3.17. Uit het voorgaande volgt dat verweerder voor periode 1 enkel bevoegd was de bijstand van eiser op grond van artikel 54, derde lid, aanhef en onder a, van de Wwb in te trekken over de periodes van juli tot en met oktober 2003, december 2003, april en juni tot en met december 2004, januari tot en met maart 2005, juni en december 2005, januari 2006, maart tot en met juni 2006, augustus en oktober tot en met december 2006, januari en februari 2007 en april tot en met juni 2007.
3.18. De rechtbank zal vervolgens de intrekking over periode 2 beoordelen. Over deze periode heeft verweerder aan de intrekking ten grondslag gelegd dat aan de hand van de alsnog bekend geworden informatie, zijnde het saldo op de bankrekening van eiser en de waarde van de op naam van eiser staande motorvoertuigen, eiser wegens vermogensoverschrijding geen recht op bijstand had en voor zover het vermogen niet wordt overschreden, het recht op bijstand niet kan worden vastgesteld.
3.19. Niet in geschil is dat op 20 september 2007 een bedrag van € 15.764,60 op de bankrekening van eiser is bijgeschreven vanwege de ontvangst van de afkoopsom van een levensverzekering en dat eiser dit bedrag had moeten melden. Ook is niet in geschil dat eiser de op zijn naam staande motorvoertuigen had moeten melden.

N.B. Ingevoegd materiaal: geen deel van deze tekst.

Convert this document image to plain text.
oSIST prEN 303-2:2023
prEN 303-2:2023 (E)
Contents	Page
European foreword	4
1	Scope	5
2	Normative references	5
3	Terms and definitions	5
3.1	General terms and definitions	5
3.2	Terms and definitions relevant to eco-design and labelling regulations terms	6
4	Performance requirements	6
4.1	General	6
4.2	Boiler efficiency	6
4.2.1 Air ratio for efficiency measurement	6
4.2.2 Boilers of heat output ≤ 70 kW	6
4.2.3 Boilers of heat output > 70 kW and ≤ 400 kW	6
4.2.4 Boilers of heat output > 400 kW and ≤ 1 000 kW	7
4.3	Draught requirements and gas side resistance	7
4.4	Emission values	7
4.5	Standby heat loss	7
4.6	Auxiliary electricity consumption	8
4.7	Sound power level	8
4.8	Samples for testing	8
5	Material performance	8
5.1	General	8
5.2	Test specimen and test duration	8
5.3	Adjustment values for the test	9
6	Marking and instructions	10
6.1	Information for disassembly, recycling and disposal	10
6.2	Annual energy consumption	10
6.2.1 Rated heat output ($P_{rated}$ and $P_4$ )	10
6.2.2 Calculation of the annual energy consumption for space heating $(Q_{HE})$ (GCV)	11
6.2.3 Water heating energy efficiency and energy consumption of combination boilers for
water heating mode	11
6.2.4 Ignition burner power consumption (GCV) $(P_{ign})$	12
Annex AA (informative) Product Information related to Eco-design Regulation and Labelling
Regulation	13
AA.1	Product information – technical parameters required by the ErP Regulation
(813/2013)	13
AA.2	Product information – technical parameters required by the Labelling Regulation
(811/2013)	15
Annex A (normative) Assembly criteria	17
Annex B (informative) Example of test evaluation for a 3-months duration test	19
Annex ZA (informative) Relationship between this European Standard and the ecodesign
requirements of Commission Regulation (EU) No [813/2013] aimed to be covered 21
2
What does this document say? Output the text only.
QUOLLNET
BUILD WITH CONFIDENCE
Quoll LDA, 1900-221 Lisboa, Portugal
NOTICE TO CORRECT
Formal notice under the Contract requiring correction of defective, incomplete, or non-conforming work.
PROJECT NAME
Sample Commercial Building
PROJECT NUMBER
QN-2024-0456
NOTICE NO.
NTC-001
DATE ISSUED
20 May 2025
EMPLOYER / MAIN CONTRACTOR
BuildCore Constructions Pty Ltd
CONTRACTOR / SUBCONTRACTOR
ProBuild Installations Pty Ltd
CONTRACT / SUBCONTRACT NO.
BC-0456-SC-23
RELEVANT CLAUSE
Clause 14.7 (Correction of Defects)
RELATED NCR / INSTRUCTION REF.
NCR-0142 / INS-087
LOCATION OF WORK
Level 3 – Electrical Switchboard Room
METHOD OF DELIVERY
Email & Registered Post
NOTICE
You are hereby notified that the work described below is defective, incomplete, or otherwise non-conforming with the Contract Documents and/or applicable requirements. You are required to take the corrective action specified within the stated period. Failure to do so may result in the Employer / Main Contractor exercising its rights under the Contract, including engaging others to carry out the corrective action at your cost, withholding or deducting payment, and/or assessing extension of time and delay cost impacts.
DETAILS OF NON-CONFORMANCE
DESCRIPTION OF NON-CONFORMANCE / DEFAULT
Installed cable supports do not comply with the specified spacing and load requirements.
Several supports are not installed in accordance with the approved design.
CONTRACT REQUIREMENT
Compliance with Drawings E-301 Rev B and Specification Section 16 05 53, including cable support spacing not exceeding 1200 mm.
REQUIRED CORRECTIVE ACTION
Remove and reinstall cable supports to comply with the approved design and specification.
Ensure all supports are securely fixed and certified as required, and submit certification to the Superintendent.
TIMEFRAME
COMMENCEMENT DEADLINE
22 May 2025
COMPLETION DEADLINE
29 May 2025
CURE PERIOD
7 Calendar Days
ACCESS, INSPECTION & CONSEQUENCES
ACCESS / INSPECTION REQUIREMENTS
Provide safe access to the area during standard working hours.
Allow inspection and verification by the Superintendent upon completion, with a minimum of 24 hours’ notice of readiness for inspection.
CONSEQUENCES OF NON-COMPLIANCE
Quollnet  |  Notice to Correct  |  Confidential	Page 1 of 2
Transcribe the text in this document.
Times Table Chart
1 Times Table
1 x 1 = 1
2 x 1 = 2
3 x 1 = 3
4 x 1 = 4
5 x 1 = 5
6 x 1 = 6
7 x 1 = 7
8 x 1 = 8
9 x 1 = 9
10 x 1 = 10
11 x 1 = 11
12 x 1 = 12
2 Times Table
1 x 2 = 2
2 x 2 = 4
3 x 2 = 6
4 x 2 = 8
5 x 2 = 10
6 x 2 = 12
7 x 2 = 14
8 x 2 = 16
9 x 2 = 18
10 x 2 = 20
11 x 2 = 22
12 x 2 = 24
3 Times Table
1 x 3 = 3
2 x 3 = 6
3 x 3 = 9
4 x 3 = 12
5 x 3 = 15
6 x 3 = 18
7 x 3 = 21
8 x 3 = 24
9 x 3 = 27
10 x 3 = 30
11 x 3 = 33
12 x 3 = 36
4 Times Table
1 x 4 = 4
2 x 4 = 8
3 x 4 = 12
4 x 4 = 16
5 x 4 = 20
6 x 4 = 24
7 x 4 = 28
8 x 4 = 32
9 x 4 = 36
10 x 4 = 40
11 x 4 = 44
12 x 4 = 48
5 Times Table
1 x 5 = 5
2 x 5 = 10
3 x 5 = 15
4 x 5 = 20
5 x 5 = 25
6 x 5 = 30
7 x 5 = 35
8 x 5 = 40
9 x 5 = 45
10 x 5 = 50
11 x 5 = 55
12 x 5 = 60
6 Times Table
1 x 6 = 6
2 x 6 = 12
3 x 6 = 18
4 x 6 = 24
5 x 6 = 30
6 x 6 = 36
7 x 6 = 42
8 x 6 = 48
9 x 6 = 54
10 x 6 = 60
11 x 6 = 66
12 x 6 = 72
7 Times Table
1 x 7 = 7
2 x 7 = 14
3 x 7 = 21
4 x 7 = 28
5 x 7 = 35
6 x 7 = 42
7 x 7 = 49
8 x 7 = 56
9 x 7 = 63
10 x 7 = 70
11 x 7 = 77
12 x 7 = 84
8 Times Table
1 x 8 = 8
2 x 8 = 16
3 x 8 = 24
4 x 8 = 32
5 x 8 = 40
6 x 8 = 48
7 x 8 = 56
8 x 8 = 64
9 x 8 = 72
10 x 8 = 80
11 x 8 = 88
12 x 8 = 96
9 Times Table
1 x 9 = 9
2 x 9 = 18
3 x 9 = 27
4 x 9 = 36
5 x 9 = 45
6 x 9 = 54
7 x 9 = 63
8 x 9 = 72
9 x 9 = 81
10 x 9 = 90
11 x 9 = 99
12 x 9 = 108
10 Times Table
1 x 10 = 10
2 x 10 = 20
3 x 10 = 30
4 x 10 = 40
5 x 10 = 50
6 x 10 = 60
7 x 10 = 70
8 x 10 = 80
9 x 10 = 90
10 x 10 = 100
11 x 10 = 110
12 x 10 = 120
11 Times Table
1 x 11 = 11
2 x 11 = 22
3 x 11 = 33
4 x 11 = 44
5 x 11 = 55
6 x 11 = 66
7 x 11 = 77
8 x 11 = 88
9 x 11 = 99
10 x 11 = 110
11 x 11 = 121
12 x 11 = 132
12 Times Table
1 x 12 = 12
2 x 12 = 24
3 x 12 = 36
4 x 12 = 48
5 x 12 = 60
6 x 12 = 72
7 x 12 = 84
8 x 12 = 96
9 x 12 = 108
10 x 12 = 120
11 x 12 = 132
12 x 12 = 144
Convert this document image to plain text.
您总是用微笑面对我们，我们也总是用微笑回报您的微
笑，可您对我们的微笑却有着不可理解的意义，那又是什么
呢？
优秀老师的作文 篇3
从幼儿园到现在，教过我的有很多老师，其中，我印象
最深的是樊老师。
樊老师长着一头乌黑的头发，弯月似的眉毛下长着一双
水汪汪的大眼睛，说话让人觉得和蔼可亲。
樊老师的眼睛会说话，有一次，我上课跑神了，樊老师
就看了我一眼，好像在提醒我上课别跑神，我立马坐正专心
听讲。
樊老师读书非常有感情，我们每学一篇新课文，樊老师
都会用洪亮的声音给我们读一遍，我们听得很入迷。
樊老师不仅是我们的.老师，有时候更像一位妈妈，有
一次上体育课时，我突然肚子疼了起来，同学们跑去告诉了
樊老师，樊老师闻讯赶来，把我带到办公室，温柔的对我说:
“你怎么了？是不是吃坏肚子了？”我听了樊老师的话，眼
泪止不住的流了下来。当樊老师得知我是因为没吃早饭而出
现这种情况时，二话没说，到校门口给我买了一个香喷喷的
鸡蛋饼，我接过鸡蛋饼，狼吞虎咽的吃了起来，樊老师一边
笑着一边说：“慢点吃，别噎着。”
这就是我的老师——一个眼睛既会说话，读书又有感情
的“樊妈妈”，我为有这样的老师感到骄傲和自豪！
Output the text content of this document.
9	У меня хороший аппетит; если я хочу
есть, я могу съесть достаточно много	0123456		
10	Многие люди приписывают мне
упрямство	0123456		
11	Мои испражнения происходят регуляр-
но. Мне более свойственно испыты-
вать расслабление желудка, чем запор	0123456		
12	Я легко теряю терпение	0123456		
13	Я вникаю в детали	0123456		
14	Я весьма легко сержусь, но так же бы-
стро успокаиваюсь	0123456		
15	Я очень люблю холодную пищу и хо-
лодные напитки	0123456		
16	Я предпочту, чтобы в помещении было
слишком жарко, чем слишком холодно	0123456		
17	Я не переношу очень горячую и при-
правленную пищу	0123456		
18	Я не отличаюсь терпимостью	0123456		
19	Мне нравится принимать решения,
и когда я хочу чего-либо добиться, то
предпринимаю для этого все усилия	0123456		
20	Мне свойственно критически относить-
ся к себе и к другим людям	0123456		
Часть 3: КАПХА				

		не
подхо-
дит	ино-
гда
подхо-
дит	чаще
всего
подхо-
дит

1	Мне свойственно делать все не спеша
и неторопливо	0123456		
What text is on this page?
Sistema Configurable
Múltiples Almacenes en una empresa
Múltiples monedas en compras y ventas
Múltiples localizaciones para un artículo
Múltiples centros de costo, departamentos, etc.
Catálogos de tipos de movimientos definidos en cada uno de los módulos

3.20. De rechtbank stelt op basis van de gedingstukken vast dat verweerder het vermogen van eiser bij aanvang van de bijstand in november 2002 heeft vastgesteld op € 3.360,94 negatief. Dit betekent dat het vermogen van eiser binnen een onafgebroken periode van bijstandsverlening kon toenemen met de voor hem van toepassing zijnde vermogensgrens die op 20 september 2007 € 5.245,00 bedroeg. Verweerder heeft derhalve terecht vastgesteld dat eiser met ingang van 20 september 2007 door de ontvangst van het bedrag van € 15.764,60 vanwege overschrijding van de vermogensgrens geen recht op bijstand had. Voor het standpunt van eiser dat de ontvangen afkoopsom gesaldeerd moet worden met de aanwezige schuld van € 8.400,-- ziet de rechtbank in artikel 34 van de Wwb geen aanknopingspunten. Ook uit de uitspraak van de CRvB van 23 december 2008 (LJN BH0415), zie r.o. 4.5, blijkt dat er geen ruimte is om een vermogenstoename tijdens de bijstandsverlening te salderen met een schuld. Van enig buitenwettelijk begunstigend beleid van verweerder op dit punt is de rechtbank evenmin gebleken.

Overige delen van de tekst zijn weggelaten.